In 1897 Kemball took part in the Tochi Expedition along the North-West Frontier, for which he was also mentioned in dispatches, and in 1900 he first saw action in Africa, campaigning in Nigeria in the Kaduna Expedition. The following year he took command of an expedition against the Bida and Kontagora in January 1901, for which he would receive the Distinguished Service Order (DSO) in April 1902.

Kemball was appointed Inspector general and thus acting commander of the West African Frontier Force in January 1901, holding this position until 1905, with the local rank of brigadier-general. He was also promoted to the substantive rank of lieutenant-colonel in 1901. In late 1902 he started an extended tour inspecting the colonies of Northern Nigeria, Southern Nigeria and Lagos. He commanded British forces in the Kano-Sokoto Expedition in 1903, for which he was rewarded with a Companion of the Order of the Bath (CB).
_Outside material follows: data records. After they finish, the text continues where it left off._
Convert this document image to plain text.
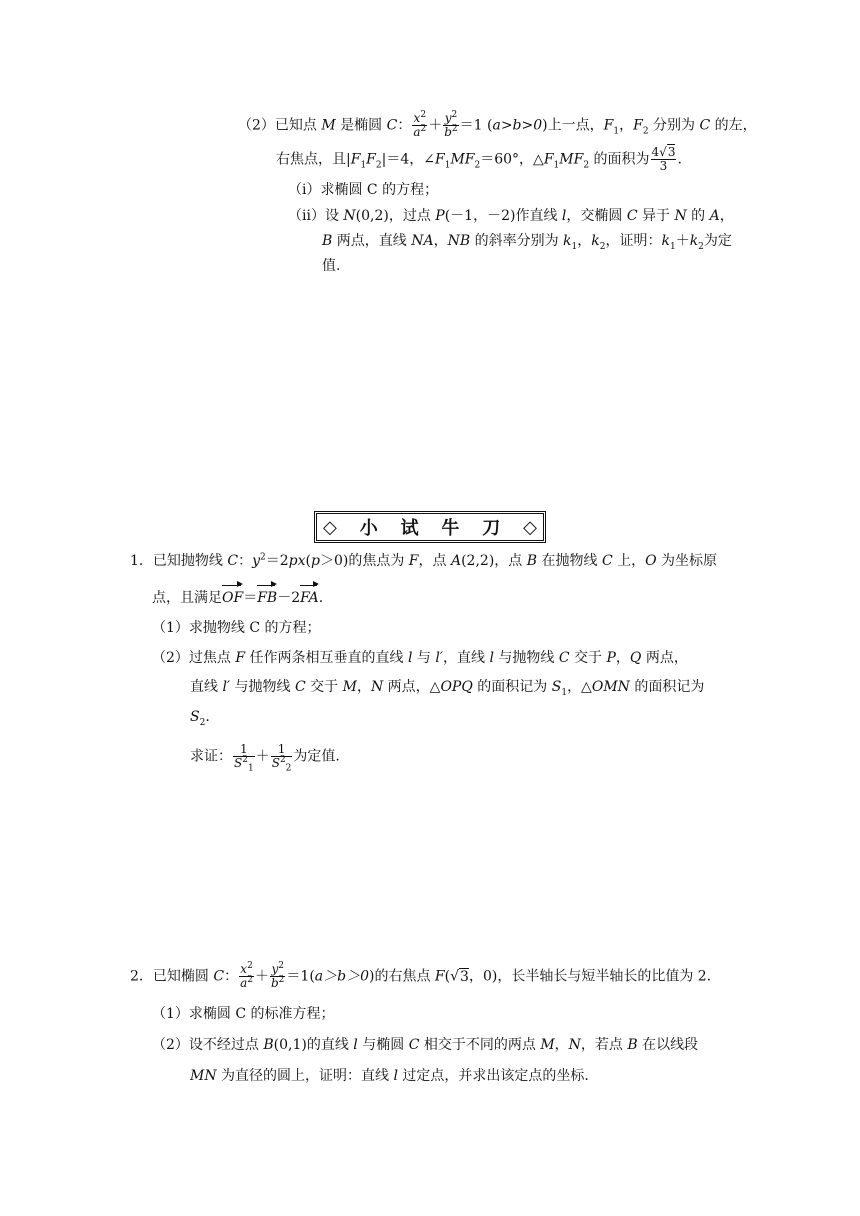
（2）已知点 M 是椭圆 C： $\frac{x^2}{a^2} + \frac{y^2}{b^2} =1$ (a>b>0)上一点，$F_1$，$F_2$ 分别为 C 的左，
右焦点，且$|F_1F_2|=4$，$\angle F_1MF_2=60^\circ$，$\triangle F_1MF_2$ 的面积为 $\frac{4√3}{3}$ .
（ⅰ）求椭圆 C 的方程；
（ⅱ）设 N(0,2)，过点 P(－1，－2)作直线 l，交椭圆 C 异于 N 的 A，
B 两点，直线 NA，NB 的斜率分别为 $k_1$，$k_2$，证明：$k_1+k_2$为定
值.
◇ 小 试 牛 刀 ◇
1．已知抛物线 C：$y^2=2px(p>0)$的焦点为 F，点 A(2,2)，点 B 在抛物线 C 上，O 为坐标原
点，且满足OF＝FB－2FA.
（1）求抛物线 C 的方程；
（2）过焦点 F 任作两条相互垂直的直线 l 与 l′，直线 l 与抛物线 C 交于 P，Q 两点，
直线 l′ 与抛物线 C 交于 M，N 两点，△OPQ 的面积记为 $S_1$，△OMN 的面积记为
$S_2$.
求证： $\frac{1}{S^2_1} + \frac{1}{S^2_2}$ 为定值.
2．已知椭圆 C： $\frac{x^2}{a^2} + \frac{y^2}{b^2} =1(a>b>0)$的右焦点 F(√3，0)，长半轴长与短半轴长的比值为 2.
（1）求椭圆 C 的标准方程；
（2）设不经过点 B(0,1)的直线 l 与椭圆 C 相交于不同的两点 M，N，若点 B 在以线段
MN 为直径的圆上，证明：直线 l 过定点，并求出该定点的坐标.
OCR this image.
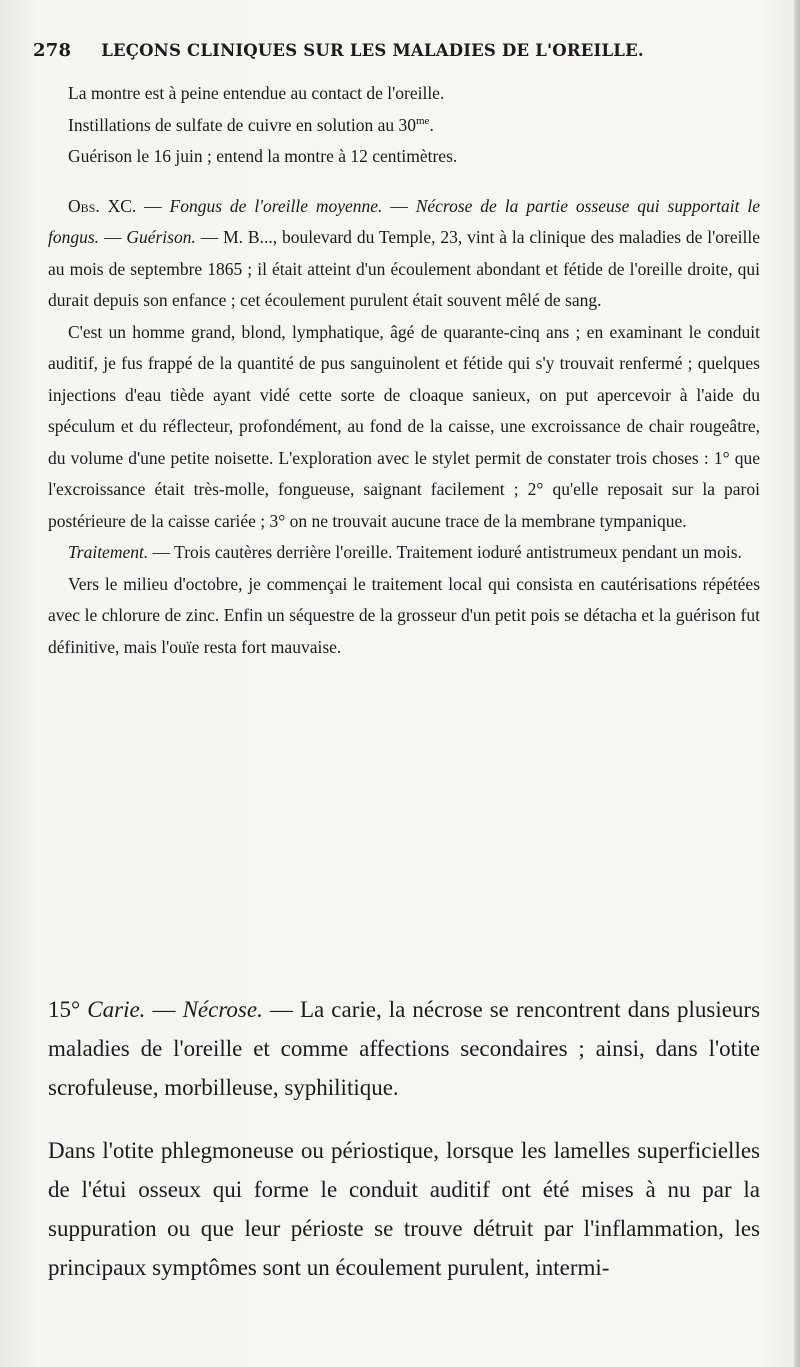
278 LEÇONS CLINIQUES SUR LES MALADIES DE L'OREILLE.

La montre est à peine entendue au contact de l'oreille.

Instillations de sulfate de cuivre en solution au $30^{me}$.

Guérison le 16 juin ; entend la montre à 12 centimètres.

Obs. XC. — Fongus de l'oreille moyenne. — Nécrose de la partie osseuse qui supportait le fongus. — Guérison. — M. B..., boulevard du Temple, 23, vint à la clinique des maladies de l'oreille au mois de septembre 1865 ; il était atteint d'un écoulement abondant et fétide de l'oreille droite, qui durait depuis son enfance ; cet écoulement purulent était souvent mêlé de sang.

C'est un homme grand, blond, lymphatique, âgé de quarante-cinq ans ; en examinant le conduit auditif, je fus frappé de la quantité de pus sanguinolent et fétide qui s'y trouvait renfermé ; quelques injections d'eau tiède ayant vidé cette sorte de cloaque sanieux, on put apercevoir à l'aide du spéculum et du réflecteur, profondément, au fond de la caisse, une excroissance de chair rougeâtre, du volume d'une petite noisette. L'exploration avec le stylet permit de constater trois choses : 1° que l'excroissance était très-molle, fongueuse, saignant facilement ; 2° qu'elle reposait sur la paroi postérieure de la caisse cariée ; 3° on ne trouvait aucune trace de la membrane tympanique.

Traitement. — Trois cautères derrière l'oreille. Traitement ioduré antistrumeux pendant un mois.

Vers le milieu d'octobre, je commençai le traitement local qui consista en cautérisations répétées avec le chlorure de zinc. Enfin un séquestre de la grosseur d'un petit pois se détacha et la guérison fut définitive, mais l'ouïe resta fort mauvaise.

15° Carie. — Nécrose. — La carie, la nécrose se rencontrent dans plusieurs maladies de l'oreille et comme affections secondaires ; ainsi, dans l'otite scrofuleuse, morbilleuse, syphilitique.

Dans l'otite phlegmoneuse ou périostique, lorsque les lamelles superficielles de l'étui osseux qui forme le conduit auditif ont été mises à nu par la suppuration ou que leur périoste se trouve détruit par l'inflammation, les principaux symptômes sont un écoulement purulent, intermi-
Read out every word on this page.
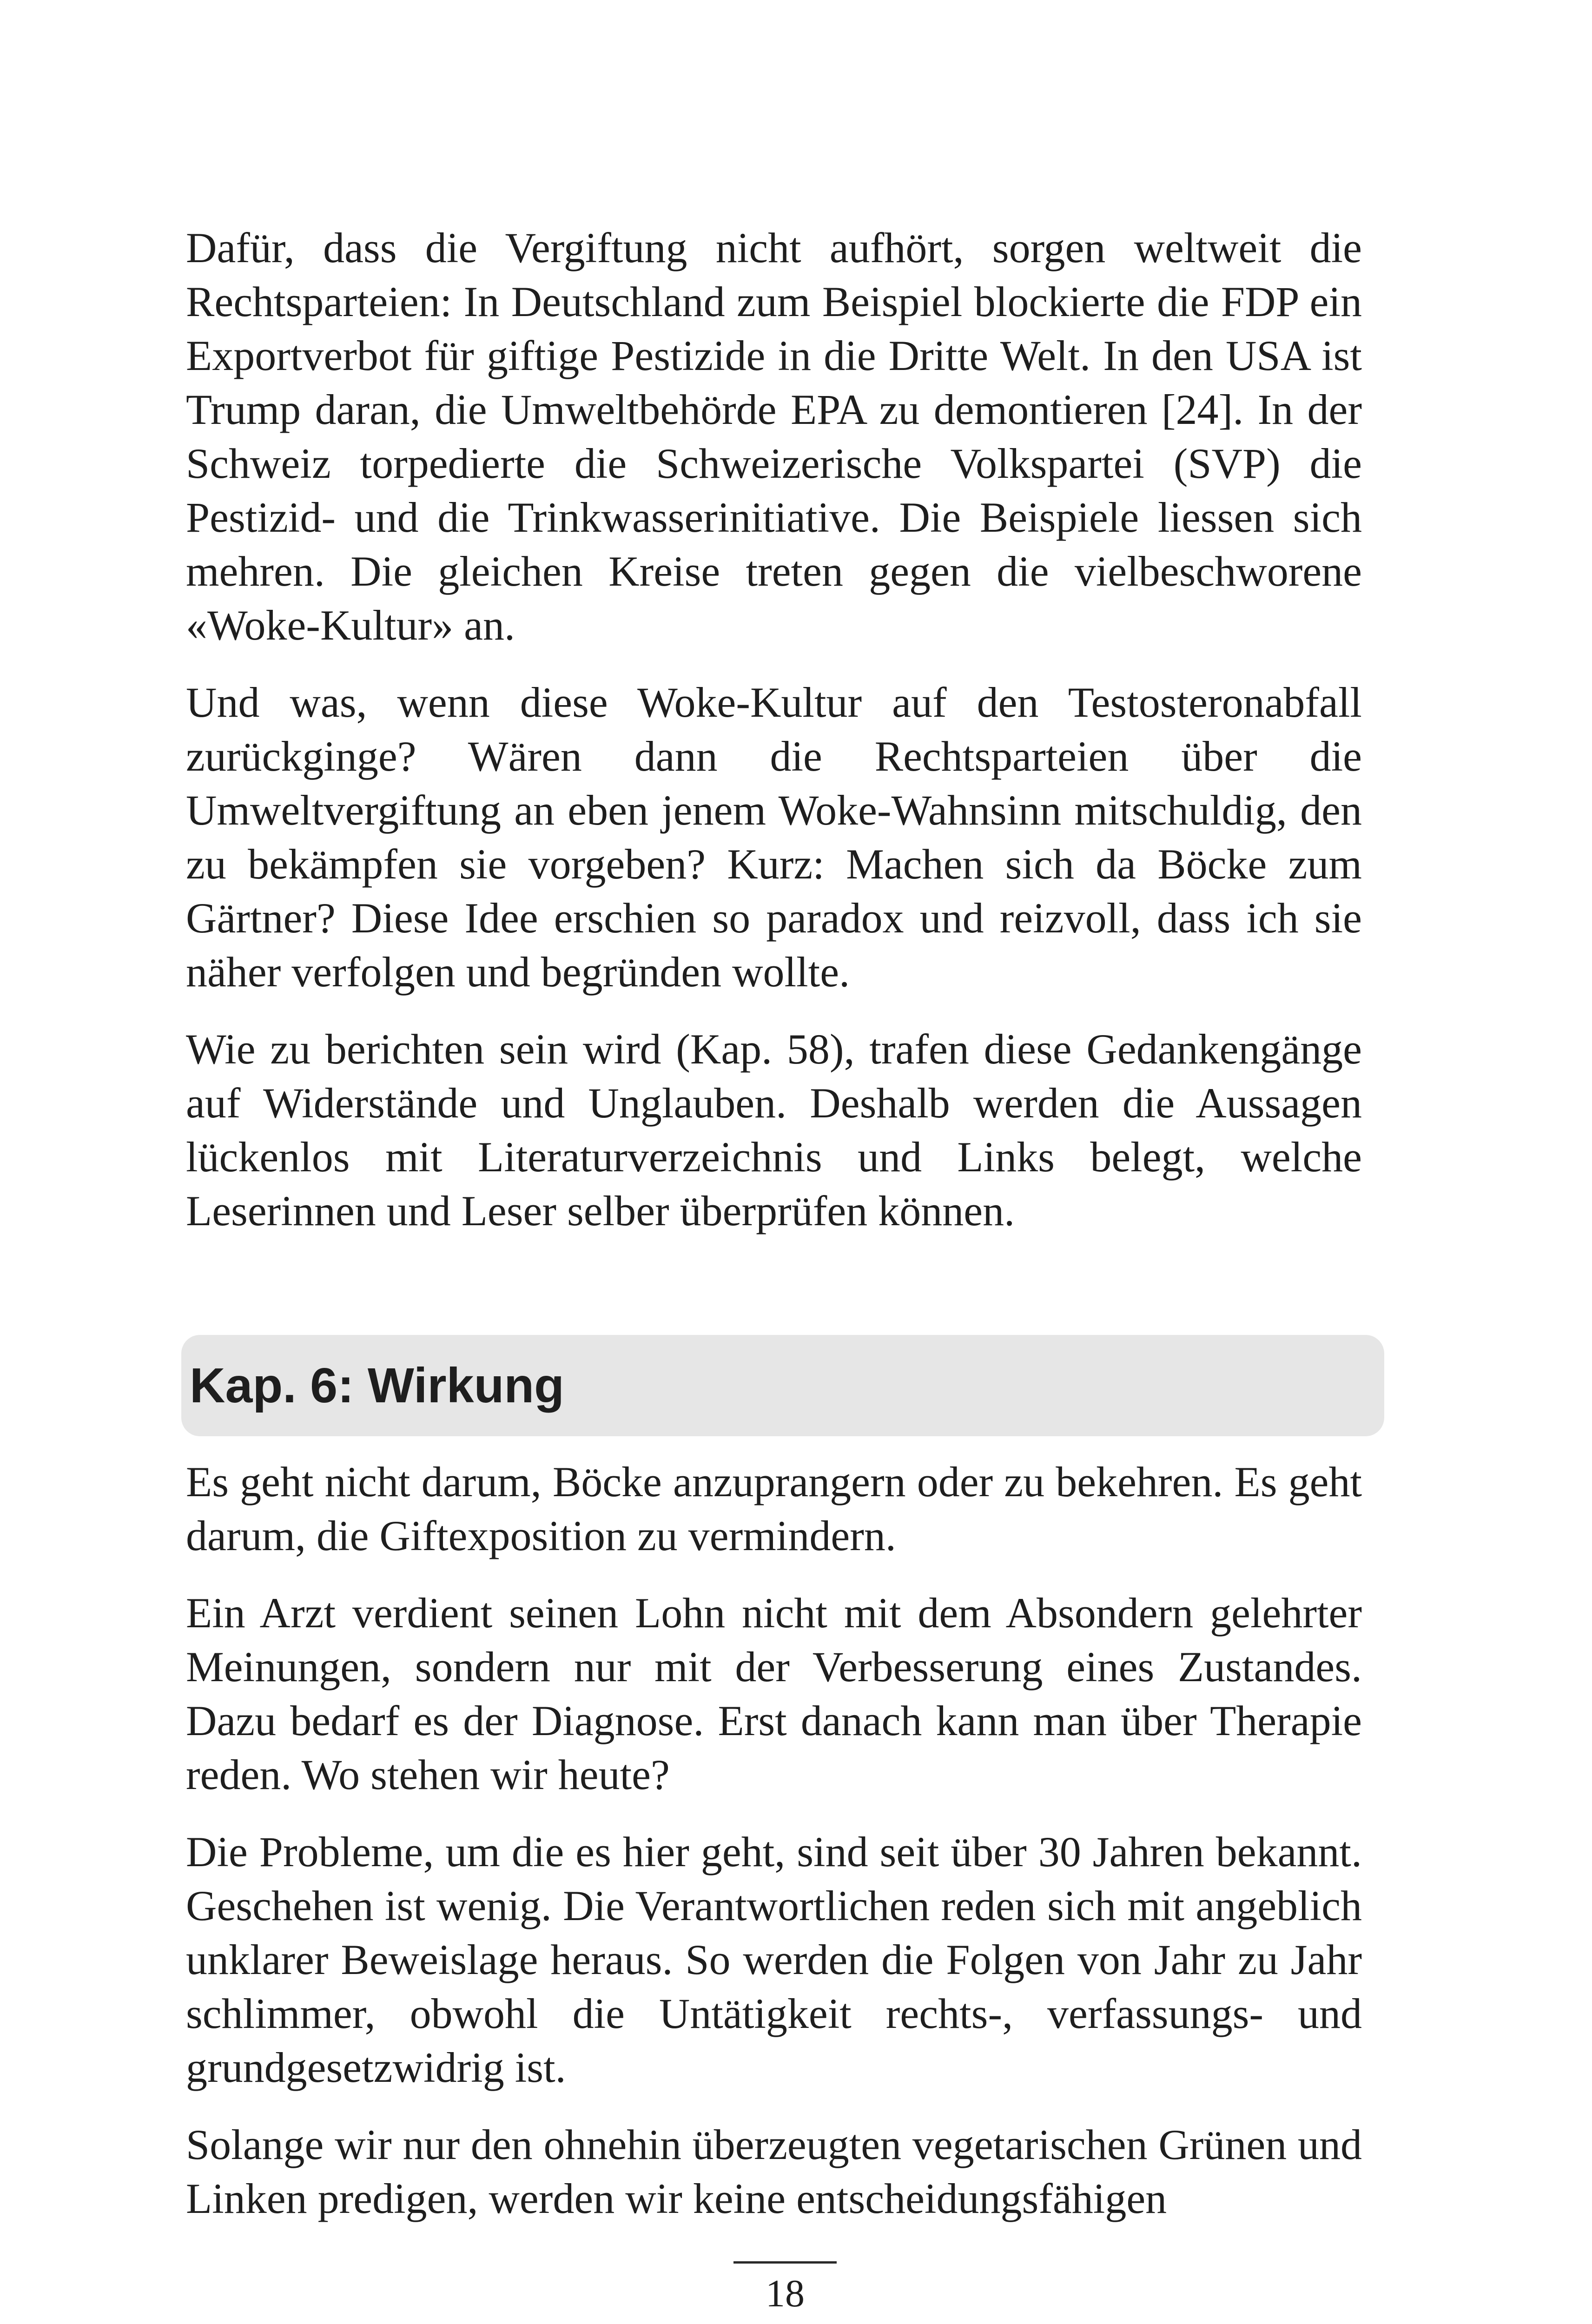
Dafür, dass die Vergiftung nicht aufhört, sorgen weltweit die Rechtsparteien: In Deutschland zum Beispiel blockierte die FDP ein Exportverbot für giftige Pestizide in die Dritte Welt. In den USA ist Trump daran, die Umweltbehörde EPA zu demontieren [24]. In der Schweiz torpedierte die Schweizerische Volkspartei (SVP) die Pestizid- und die Trinkwasserinitiative. Die Beispiele liessen sich mehren. Die gleichen Kreise treten gegen die vielbeschworene «Woke-Kultur» an.

Und was, wenn diese Woke-Kultur auf den Testosteronabfall zurückginge? Wären dann die Rechtsparteien über die Umweltvergiftung an eben jenem Woke-Wahnsinn mitschuldig, den zu bekämpfen sie vorgeben? Kurz: Machen sich da Böcke zum Gärtner? Diese Idee erschien so paradox und reizvoll, dass ich sie näher verfolgen und begründen wollte.

Wie zu berichten sein wird (Kap. 58), trafen diese Gedankengänge auf Widerstände und Unglauben. Deshalb werden die Aussagen lückenlos mit Literaturverzeichnis und Links belegt, welche Leserinnen und Leser selber überprüfen können.

Kap. 6: Wirkung

Es geht nicht darum, Böcke anzuprangern oder zu bekehren. Es geht darum, die Giftexposition zu vermindern.

Ein Arzt verdient seinen Lohn nicht mit dem Absondern gelehrter Meinungen, sondern nur mit der Verbesserung eines Zustandes. Dazu bedarf es der Diagnose. Erst danach kann man über Therapie reden. Wo stehen wir heute?

Die Probleme, um die es hier geht, sind seit über 30 Jahren bekannt. Geschehen ist wenig. Die Verantwortlichen reden sich mit angeblich unklarer Beweislage heraus. So werden die Folgen von Jahr zu Jahr schlimmer, obwohl die Untätigkeit rechts-, verfassungs- und grundgesetzwidrig ist.

Solange wir nur den ohnehin überzeugten vegetarischen Grünen und Linken predigen, werden wir keine entscheidungsfähigen

18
===Service in Nigeria and first commands===
After the Kano-Sokoto Expedition, Kemball, promoted to brevet colonel in July 1904
 and again to colonel in September, was recalled to London, where he was involved in the recruiting and selection of personnel for service in Nigeria. In April 1907, after coming off half-pay, he was appointed an assistant quartermaster general. From 1909 until 1913, he worked at the War Office and was then placed on half-pay in April. In 1914, he returned to India, where he was given command of a brigade and promoted to major general.

=== Great War service ===
During World War I, Kemball served in Mesopotamia and was involved in efforts to relieve the Siege of Kut. He commanded the 28th Indian Brigade of the 7th (Meerut) Division through the battles of 1916. He was wounded at the Battle of Sanniyat in April 1916. For his service in the Mesopotamian Campaign, he was knighted and made a Knight Commander of Order of St Michael and St George.

After his service in the Mesopotamian Campaign, he returned to India, where he was given command of 5th (Mhow) Division in 1917. He remained in command of the division until 1919. After his retirement, from 1927 to 1929 he served as the colonel commandant of the Royal Artillery.

Kemball died in 1941, survived by his wife and children.